If there is significant ketonaemia or acidosis
What can rapid changes of serum osmolarity dangerous?
It can result in cardiovascular collapse and central pontine (CPM)
Guidelines suggest that serum osmolarity, sodium and glucose levels should be plotted on a graph to permit appreciation of the rate of change. How often should they be plotted?
Hourly initially
If labs don’t have access to serum osmolarity measurements, what can be done instead?
a calculated osmolarity can be estimated with 2Na + glucose + urea
How does fluid replacement alone reduce osmolality?

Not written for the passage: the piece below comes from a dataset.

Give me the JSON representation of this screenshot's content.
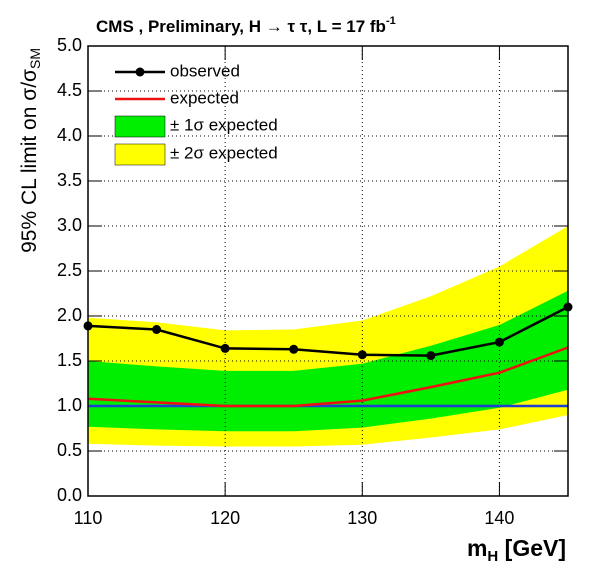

It gradually lowers blood glucose
A reduction of serum osmolarity will cause a shift of water into the intracellular space. What does this result in?
a rise in serum sodium (a fall in blood glucose of 5.5 mmol/L will result in a 2.4 mmol/L rise in sodium). This is not necessarily an indication to give hypotonic solutions.
When giving fluid replacement in HHS if the inevitable rise in serum Na+ is much greater than 2.4 mmol/L for each 5.5 mmol/L fall in blood glucose, what does this suggest?
Insufficient fluid replacement
When is serum Na+ rising a concern?
If the osmolality is not declining concurrently
What is a safe rate of fall of plasma glucose? And what should it not exceed?
between 4 and 6 mmol/hr is recommended.
The rate of fall of plasma sodium should not exceed 10 mmol/L in 24 hours.
In fluid replacement in HHS, what is the target blood glucose?
10-15mmol/L
How long can it take for complete normalisation of electrolytes and osmolality?
upto 72hrs
Insulin treatment prior to adequate fluid replacement can result in what?
Cardiovascular collapse as the water moves out of the intravascular space, with a resulting decline in intravascular volume.
A steep decline in serum osmolarity can precipitate what?
central pontine myelinolysis (CPM)
What is an indication for insulin therapy in HHS? What is the recommended insulin dose?
Significant ketonaemia (3β-hydroxy butyrate is more than 1 mmol/L), start insulin at time zero (eg. mixed DKA/ HHS picture), which indicates relative hypoinsulinaemia
fixed rate intravenous insulin infusion given at 0.05 units per kg per hour.
What is the relationship of potassium with HHS?
Pts with HHS are potassium deplete but less acidotic than those with DKA so K+ shifts are less pronounced
When can hyperkalaemia be present in HHS?
With AKI
What are the dangers of using diuretics while in HHS?
Pts may be profoundly hypokalaemic. K+ should be replaced or omitted as required.